The campaign by Florida Governor Ron DeSantis against LGBTQ people has escalated over the last week, roping in the state’s health and law enforcement officials. On Thursday, DeSantis removed State Attorney Andrew Warren from office, citing Warren’s pledge not to use the resources of his office to criminalize gender-affirming health care for minors or abortion. The next day, the state Board of Medicine voted to consider banning gender-affirming health care for trans kids, after the state Department of Health proposed prohibitions on both medical and social transition for minors, with the approval of DeSantis. By purging a dissenting state prosecutor and marshaling public health bodies to his purpose in just the last week, DeSantis is growing his reach—not just as a national right-wing figure, but as a political leader who commands obedience across yet more state agencies. His anti-LGBTQ agenda is now moving into a new heightened state of criminalization, one which also demonstrates how DeSantis wields power.
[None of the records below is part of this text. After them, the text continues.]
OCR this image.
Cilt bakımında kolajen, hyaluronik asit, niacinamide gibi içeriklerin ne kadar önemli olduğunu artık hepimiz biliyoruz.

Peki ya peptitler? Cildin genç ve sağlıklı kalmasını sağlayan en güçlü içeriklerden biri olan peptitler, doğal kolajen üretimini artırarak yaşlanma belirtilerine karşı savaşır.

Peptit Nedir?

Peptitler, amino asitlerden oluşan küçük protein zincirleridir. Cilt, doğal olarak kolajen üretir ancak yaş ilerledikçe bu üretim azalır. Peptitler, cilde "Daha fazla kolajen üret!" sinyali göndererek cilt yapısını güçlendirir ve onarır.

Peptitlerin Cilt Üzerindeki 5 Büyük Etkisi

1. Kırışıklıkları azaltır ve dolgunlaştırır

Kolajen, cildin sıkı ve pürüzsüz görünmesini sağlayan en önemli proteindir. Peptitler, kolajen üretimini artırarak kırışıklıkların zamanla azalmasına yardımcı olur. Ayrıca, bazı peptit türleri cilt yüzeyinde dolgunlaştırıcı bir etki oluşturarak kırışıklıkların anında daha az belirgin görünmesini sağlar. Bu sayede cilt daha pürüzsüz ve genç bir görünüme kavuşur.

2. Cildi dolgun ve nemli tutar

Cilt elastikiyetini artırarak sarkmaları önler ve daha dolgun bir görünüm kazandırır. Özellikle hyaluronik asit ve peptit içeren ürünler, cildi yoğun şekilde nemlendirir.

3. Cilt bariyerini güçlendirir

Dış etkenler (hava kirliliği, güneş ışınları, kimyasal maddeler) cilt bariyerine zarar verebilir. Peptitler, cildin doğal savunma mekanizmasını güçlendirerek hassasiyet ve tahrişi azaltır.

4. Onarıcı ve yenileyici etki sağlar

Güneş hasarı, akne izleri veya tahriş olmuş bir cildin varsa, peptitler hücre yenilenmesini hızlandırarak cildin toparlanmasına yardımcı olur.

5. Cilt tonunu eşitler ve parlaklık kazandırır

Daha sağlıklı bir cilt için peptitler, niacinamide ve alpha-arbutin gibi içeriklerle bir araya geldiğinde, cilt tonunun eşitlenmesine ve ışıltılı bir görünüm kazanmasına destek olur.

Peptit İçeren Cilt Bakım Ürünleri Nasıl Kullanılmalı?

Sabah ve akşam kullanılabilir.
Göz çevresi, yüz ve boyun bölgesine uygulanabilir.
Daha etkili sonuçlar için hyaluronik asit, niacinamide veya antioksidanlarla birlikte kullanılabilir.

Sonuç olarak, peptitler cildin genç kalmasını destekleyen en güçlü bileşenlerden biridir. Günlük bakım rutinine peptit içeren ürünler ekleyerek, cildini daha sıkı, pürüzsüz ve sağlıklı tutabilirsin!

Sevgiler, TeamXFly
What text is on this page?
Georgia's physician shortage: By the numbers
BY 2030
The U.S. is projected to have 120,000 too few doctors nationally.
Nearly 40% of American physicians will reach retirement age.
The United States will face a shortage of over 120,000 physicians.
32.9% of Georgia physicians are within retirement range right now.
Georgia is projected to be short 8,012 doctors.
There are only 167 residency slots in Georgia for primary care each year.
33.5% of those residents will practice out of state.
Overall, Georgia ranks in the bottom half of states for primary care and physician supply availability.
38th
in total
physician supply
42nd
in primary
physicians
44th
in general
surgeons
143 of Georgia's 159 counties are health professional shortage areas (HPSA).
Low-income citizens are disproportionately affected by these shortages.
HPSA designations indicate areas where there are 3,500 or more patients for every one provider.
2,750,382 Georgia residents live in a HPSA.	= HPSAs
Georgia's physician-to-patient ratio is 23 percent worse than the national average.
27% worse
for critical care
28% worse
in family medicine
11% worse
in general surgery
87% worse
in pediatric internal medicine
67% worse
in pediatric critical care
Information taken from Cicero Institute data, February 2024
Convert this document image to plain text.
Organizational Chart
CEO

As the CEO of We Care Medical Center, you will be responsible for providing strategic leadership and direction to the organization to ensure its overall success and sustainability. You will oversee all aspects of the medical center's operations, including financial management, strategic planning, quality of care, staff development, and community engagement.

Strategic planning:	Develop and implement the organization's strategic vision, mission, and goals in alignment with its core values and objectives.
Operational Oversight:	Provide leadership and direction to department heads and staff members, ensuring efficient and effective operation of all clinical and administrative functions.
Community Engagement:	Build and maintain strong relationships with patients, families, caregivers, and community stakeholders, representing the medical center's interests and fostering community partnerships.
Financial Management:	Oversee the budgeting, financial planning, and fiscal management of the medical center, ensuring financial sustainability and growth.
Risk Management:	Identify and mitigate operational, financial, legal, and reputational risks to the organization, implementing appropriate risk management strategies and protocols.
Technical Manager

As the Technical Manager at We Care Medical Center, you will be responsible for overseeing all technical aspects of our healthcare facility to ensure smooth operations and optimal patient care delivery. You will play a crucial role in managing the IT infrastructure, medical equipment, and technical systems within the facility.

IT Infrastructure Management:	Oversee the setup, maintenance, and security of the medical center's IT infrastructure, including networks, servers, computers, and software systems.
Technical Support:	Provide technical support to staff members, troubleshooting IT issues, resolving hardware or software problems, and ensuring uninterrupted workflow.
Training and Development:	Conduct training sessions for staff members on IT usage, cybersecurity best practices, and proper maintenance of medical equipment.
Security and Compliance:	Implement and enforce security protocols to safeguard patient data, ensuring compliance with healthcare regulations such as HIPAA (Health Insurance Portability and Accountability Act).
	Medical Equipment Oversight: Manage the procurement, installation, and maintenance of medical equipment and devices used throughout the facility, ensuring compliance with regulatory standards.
Andrew Warren’s offense, as recounted by DeSantis at a press conference Thursday while flanked by law enforcement officers, was choosing not to enforce the law against providing gender-affirming care or abortion. “None of those cases have been brought to us,” Warren said in response. “We’re not anticipating those cases being brought to us.” Warren has said he will fight being removed from office, accusing DeSantis of “trying to overturn the results of a fair and free election”—since 2016, Warren has twice been elected state attorney in Hillsborough County—and calling DeSantis’s actions illegal.
The Board of Medicine, meanwhile, was taking up a set of guidelines ostensibly on trans health care which in fact, as Sam Greenspan at Vice reported, “All 12 citations Florida presents against the use of gender-affirming care are either distorted or from a source with clear anti-trans bias.” Outdated research on hormones and puberty blockers was used to argue against their use while other studies were generalized to argue against the researchers’ own conclusions. At the Board of Medicine hearing in Fort Lauderdale on Friday, activists rallied and staged a die-in outside, their bodies covered by trans pride flags, holding headstones to represent those whose lives would be endangered by the health care ban. Inside, after the board cut public comment early by one hour in order to rush a vote, a trans woman interrupted to chastise the board. “I’m a mom. I’m a parent. I’m a provider. You do not do this to children,” she said—only to be walked out by police. After voting to move ahead despite this opposition, board members were escorted out the back of the hotel where the meeting was held and away from press.
DeSantis’s threats of criminalization and manipulation of public health had been building. Earlier in July, Florida’s Agency for Health Care Administration moved to adopt a new policy barring the use of Medicaid for gender-affirming care for minors and adults. That same month, Florida’s state commissioner of education Manny Diaz Jr. called President Biden’s Title IX guidelines, which protect students from discrimination based on sexual orientation and gender identity, an “attempt to impose sexual ideology” allegedly jeopardizing the “health, safety, and welfare of Florida students.” Diaz warned schools that they “risk violating Florida law” if they followed these guidelines. Now the state Board of Medicine has stepped up.
Also in July, the state Department of Business and Professional Regulation filed a “public nuisance” complaint against a LGBTQ venue in Miami; DeSantis said this investigation was the result of a video of a drag brunch held there, allegedly attended by minors, that was later shared by Libs of TikTok, paralleling a campaign against an LGBTQ community venue in Dallas in June.
DeSantis’s attacks on LGBTQ people through the public education system—his “Don’t Say Gay” legislation, now in effect—had already gained him national notoriety. He has been compared by Vox and The Washington Post to Viktor Orbán, the prime minister of Hungary, whose attacks on “gender ideology” scapegoat LGBTQ people, fueling his broader far right agenda. While DeSantis was using his state power to do the same last week, Orbán was giving a speech at the Conservative Political Action Conference in Dallas, proclaiming, “The mother is a woman, the father is a man, and leave our kids alone. Full stop! End of discussion!” to a huge round of applause.
As with Orbán, DeSantis’s anti-LGBTQ stance is sometimes framed as merely being in service to the more central goal of amassing a right-wing base. Yet it’s clear: he has already put LGBTQ people in the crosshairs of members of that base—in political debate, in public spaces, and in private life. Marginalizing and criminalizing people for being queer or trans is not just fueling DeSantis’s agenda; these acts are essential to it, to the kind of world he promises his base, one that comes into closer focus each day. At least some of his supporters see it plainly: on July 23, they carried “DeSantis Country” flags alongside swastika flags outside the Turning Point USA conference in Tampa, where the governor spoke the day before. To date, he has not condemned them.